Non-TypeScript servers: the MCP Apps App SDK
If your server isn't TypeScript (e.g. Python / FastMCP, Go, …), you can't use @mcp-ui/server's createUIResource, so there's no adapter — the postMessage code above won't connect. Instead, speak AppBridge directly with the native @modelcontextprotocol/ext-apps App SDK (^1.7.x, matching the host). Because of the default-deny content policy, bundle the SDK into your HTML at build time — a runtime import (remote or relative) is blocked from a ui:// page, which has no same-origin to fetch from, unless you allow-list a domain in the resource's CSP.
<!doctype html>
<meta charset="utf-8" />
<body>
<button id="run">Run</button>
<pre id="out"></pre>
<script type="module">
// BUILD STEP: bundle @modelcontextprotocol/ext-apps + this code into ONE inline
// module (e.g. `esbuild --bundle`), so there's NO runtime import — the default-deny
// CSP blocks remote/relative module loads from a ui:// page. After bundling, `App`
// is in scope here (it came from the bundled ext-apps source).
const app = new App({ name: 'my-feature', version: '1.0.0' }, {}, { autoResize: true });
let connected = false;
// Register handlers BEFORE connect() — these one-shot events can be missed otherwise.

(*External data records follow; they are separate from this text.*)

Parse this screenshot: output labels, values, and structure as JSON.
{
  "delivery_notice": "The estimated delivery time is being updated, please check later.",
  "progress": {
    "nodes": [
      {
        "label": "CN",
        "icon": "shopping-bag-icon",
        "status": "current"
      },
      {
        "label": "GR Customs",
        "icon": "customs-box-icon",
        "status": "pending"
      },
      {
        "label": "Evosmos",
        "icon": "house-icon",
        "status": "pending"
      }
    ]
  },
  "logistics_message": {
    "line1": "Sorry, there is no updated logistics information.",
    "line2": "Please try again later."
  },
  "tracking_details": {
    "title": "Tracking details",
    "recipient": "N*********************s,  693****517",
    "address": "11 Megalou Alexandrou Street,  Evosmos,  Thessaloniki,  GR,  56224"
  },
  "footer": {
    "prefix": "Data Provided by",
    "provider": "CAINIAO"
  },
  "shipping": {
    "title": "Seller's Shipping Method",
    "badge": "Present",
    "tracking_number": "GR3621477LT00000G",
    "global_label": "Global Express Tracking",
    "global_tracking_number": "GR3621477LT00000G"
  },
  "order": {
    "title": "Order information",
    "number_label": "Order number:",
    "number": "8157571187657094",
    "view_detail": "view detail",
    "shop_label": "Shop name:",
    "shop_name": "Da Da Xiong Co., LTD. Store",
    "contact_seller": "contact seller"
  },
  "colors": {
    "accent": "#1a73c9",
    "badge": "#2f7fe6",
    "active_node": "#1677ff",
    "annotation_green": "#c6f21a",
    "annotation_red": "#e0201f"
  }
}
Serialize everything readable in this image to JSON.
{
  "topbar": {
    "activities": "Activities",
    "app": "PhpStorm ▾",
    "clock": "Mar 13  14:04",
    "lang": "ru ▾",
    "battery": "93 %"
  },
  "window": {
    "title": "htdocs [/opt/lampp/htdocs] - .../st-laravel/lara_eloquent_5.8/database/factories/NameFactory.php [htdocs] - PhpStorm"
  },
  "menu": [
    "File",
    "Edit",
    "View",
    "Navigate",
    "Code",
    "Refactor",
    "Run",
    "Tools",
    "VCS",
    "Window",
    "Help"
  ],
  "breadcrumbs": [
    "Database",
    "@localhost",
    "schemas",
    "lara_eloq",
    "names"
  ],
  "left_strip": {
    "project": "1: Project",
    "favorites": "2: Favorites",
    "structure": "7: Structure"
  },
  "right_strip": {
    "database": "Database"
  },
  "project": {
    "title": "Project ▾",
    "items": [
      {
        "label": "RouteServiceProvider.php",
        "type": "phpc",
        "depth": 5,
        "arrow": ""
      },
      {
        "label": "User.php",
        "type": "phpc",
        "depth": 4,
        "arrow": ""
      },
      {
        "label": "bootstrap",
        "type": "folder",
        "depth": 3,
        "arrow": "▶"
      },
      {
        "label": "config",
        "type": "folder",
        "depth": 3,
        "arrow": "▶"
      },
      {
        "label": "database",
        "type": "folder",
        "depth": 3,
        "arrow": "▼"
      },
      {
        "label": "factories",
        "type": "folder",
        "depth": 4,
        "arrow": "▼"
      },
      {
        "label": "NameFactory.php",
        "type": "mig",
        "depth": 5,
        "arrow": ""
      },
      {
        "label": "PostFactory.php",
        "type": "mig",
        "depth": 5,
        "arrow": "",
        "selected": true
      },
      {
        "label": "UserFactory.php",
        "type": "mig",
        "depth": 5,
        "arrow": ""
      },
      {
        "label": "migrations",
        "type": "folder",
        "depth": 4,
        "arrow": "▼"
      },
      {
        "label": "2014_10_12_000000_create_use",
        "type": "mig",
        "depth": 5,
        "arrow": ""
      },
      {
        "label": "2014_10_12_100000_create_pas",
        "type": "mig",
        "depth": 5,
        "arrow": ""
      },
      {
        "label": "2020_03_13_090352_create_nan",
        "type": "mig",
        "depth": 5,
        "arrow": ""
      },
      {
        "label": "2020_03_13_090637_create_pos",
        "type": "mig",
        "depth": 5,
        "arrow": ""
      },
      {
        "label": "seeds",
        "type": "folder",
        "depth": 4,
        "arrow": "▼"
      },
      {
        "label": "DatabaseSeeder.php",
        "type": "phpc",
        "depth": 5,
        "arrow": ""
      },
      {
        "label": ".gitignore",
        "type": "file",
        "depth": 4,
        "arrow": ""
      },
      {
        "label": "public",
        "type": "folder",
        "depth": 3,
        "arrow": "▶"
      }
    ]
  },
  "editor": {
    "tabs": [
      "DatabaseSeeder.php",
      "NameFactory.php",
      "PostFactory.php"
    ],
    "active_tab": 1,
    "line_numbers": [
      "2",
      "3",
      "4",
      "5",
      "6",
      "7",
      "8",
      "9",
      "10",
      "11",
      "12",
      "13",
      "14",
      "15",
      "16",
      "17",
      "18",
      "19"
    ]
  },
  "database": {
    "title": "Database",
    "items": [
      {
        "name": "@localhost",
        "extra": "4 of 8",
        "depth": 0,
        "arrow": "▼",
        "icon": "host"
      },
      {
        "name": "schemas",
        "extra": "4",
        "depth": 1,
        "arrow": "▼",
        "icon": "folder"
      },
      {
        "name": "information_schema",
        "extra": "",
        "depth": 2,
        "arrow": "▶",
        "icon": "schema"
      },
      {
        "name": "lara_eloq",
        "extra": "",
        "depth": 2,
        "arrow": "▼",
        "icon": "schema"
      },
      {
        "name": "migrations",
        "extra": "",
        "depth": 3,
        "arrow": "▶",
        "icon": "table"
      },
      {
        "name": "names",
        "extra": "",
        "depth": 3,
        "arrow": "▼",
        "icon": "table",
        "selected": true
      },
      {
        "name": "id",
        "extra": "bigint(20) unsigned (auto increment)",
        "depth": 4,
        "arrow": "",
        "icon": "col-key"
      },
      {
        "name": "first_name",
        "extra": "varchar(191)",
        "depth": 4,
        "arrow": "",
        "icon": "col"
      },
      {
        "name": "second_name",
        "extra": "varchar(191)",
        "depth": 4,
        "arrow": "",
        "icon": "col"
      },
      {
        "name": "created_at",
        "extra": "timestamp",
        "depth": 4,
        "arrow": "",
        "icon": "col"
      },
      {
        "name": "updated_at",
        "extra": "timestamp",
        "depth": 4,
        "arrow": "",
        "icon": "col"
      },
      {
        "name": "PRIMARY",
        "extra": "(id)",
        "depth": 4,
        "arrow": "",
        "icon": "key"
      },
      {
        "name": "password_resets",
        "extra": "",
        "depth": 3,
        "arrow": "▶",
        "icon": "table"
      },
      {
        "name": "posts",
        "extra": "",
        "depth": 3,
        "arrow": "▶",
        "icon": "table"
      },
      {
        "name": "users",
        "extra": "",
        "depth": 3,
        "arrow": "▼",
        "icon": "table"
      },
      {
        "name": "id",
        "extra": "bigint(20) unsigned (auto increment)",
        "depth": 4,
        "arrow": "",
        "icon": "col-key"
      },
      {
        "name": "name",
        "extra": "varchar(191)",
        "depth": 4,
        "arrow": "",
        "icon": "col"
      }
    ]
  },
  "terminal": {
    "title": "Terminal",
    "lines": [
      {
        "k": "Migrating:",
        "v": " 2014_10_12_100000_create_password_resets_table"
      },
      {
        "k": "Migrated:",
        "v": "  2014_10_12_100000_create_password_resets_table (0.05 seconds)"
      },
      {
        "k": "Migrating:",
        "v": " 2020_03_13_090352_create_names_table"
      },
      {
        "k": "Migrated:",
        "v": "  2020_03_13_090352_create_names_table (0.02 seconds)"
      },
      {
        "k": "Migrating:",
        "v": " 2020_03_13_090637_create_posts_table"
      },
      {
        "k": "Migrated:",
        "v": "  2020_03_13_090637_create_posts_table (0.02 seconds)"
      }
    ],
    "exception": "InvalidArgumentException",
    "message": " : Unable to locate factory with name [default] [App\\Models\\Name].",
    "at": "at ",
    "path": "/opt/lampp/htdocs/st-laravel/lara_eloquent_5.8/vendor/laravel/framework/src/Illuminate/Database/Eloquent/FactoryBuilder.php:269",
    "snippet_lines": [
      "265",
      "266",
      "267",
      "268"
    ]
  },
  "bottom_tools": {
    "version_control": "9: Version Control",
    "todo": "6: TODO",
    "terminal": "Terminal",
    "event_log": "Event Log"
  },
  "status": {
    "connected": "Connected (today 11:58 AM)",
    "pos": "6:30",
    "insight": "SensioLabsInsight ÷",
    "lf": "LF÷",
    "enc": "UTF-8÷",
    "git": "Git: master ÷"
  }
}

// Initial data the host hands you at open time (the args the UI tool was opened with,
// and its structured result).
app.addEventListener('toolinput', (p) => { /* p.arguments — populate your form */ });
app.addEventListener('toolresult', (p) => { /* p.structuredContent — seed from the result */ });
// Call one of THIS server's tools (proxied through the host, re-gated server-side).
async function callTool(name, args) {
const res = await app.callServerTool({ name, arguments: args || {} }); // CallToolResult
if (res?.isError) throw new Error(res.content?.[0]?.text || (name + ' failed'));
return res;
}
document.getElementById('run').addEventListener('click', async () => {
if (!connected) return;
const result = await callTool('my_tool', { /* args */ });
document.getElementById('out').textContent = JSON.stringify(result, null, 2);
});
try { await app.connect(); connected = true; } catch (e) { /* opened with no host → degrade */ }
</script>
</body>
Same capabilities as the adapter path — app.callServerTool is the equivalent of callTool, and the toolinput/toolresult events replace ui-lifecycle-iframe-render-data. Use app.callServerTool({ name: 'wizchat/llm', … }) for in-dialog AI completions (below). Do not use app.createSamplingMessage for that — WizChat brokers completions through the reserved tool name, not MCP sampling.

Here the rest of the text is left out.